The budget includes about $5 million more in salaries and benefits. It also includes $200 more in aid per student from the state budget. The district will receive $816,786 less in federal funding for its operating budget and will operate with a roughly $1.5 million smaller revenue limit.
Revenue limits are based on property taxes and equalized aid.
Despite the increase in funding per student, board President Chris Hambuch-Boyle noted the district is still below the state average per pupil.
“Funding in the state of Wisconsin is still broken,” Hambuch-Boyle said. “I want that to be said in the way that our community understands, this conversation of our budget within the big picture.”
Community members can speak to the board about the budget at its public hearing.
The public hearing will be at 5 p.m. Wednesday in Room 137 at the Administration Building, 500 Main St.
The board heard a report from Larry Sommerfeld, director of buildings and grounds, on additional costs associated with a secure entryway project at Memorial High School.

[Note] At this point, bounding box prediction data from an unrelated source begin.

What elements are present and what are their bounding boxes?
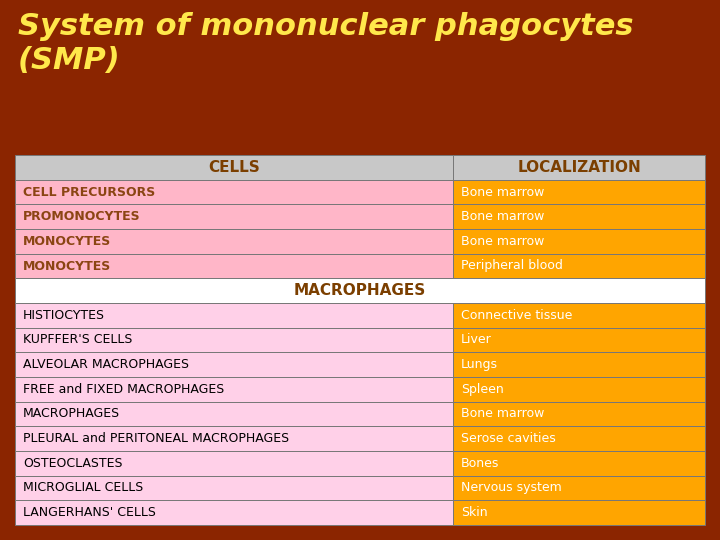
- Text: MACROPHAGES: MACROPHAGES: [23, 408, 120, 421]
- Bar: [453, 352, 705, 377]
- Bar: [453, 427, 705, 451]
- Text: MACROPHAGES: MACROPHAGES: [294, 283, 426, 298]
- Bar: [15, 155, 453, 180]
- Bar: [453, 229, 705, 254]
- Text: LANGERHANS' CELLS: LANGERHANS' CELLS: [23, 506, 156, 519]
- Bar: [15, 501, 453, 525]
- Text: Bones: Bones: [461, 457, 500, 470]
- Text: Bone marrow: Bone marrow: [461, 408, 544, 421]
- Bar: [15, 402, 453, 427]
- Text: OSTEOCLASTES: OSTEOCLASTES: [23, 457, 122, 470]
- Bar: [15, 180, 453, 204]
- Bar: [453, 476, 705, 501]
- Bar: [15, 476, 453, 501]
- Text: Bone marrow: Bone marrow: [461, 210, 544, 223]
- Text: MONOCYTES: MONOCYTES: [23, 235, 112, 248]
- Text: (SMP): (SMP): [18, 46, 121, 75]
- Text: CELL PRECURSORS: CELL PRECURSORS: [23, 186, 156, 199]
- Bar: [453, 402, 705, 427]
- Text: Nervous system: Nervous system: [461, 482, 562, 495]
- Bar: [453, 501, 705, 525]
- Bar: [453, 155, 705, 180]
- Text: Connective tissue: Connective tissue: [461, 309, 572, 322]
- Text: ALVEOLAR MACROPHAGES: ALVEOLAR MACROPHAGES: [23, 358, 189, 371]
- Text: MICROGLIAL CELLS: MICROGLIAL CELLS: [23, 482, 143, 495]
- Bar: [15, 352, 453, 377]
- Bar: [453, 204, 705, 229]
- Text: Liver: Liver: [461, 334, 492, 347]
- Text: LOCALIZATION: LOCALIZATION: [517, 160, 641, 175]
- Bar: [15, 427, 453, 451]
- Text: PROMONOCYTES: PROMONOCYTES: [23, 210, 140, 223]
- Bar: [453, 303, 705, 328]
- Text: HISTIOCYTES: HISTIOCYTES: [23, 309, 105, 322]
- Text: Serose cavities: Serose cavities: [461, 432, 556, 445]
- Bar: [15, 377, 453, 402]
- Text: FREE and FIXED MACROPHAGES: FREE and FIXED MACROPHAGES: [23, 383, 224, 396]
- Bar: [453, 328, 705, 352]
- Text: PLEURAL and PERITONEAL MACROPHAGES: PLEURAL and PERITONEAL MACROPHAGES: [23, 432, 289, 445]
- Bar: [15, 229, 453, 254]
- Text: Spleen: Spleen: [461, 383, 504, 396]
- Bar: [15, 204, 453, 229]
- Text: Lungs: Lungs: [461, 358, 498, 371]
- Text: MONOCYTES: MONOCYTES: [23, 260, 112, 273]
- Text: Skin: Skin: [461, 506, 487, 519]
- Bar: [15, 328, 453, 352]
- Text: System of mononuclear phagocytes: System of mononuclear phagocytes: [18, 12, 634, 41]
- Bar: [15, 303, 453, 328]
- Bar: [453, 254, 705, 278]
- Text: CELLS: CELLS: [208, 160, 260, 175]
- Bar: [15, 451, 453, 476]
- Bar: [453, 451, 705, 476]
- Text: Peripheral blood: Peripheral blood: [461, 260, 563, 273]
- Bar: [453, 377, 705, 402]
- Bar: [15, 254, 453, 278]
- Bar: [453, 180, 705, 204]
- Text: Bone marrow: Bone marrow: [461, 186, 544, 199]
- Text: KUPFFER'S CELLS: KUPFFER'S CELLS: [23, 334, 132, 347]
- Text: Bone marrow: Bone marrow: [461, 235, 544, 248]
- Bar: [15, 278, 705, 303]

The district originally budgeted roughly $1.7 million for work that will create a more secure entrance near the school’s main parking lot and renovations to the east of the gym.
When the project was bid, the district didn’t receive any general contractor bids, according to a report to the board. No masonry contractors were available.
Officials later learned the project’s cost wasn’t within the allocated budget, Sommerfeld said. The project will cost an additional $480,000. despite a 2,000 square-foot reduction of the project. However, Sommerfeld said low oil prices yielded significant savings in roofing and paving projects over the summer.
“What I’m projecting right now is that the savings that we have from the summer of 2017 are more than what the additional costs are expected for Memorial,” Sommerfeld said.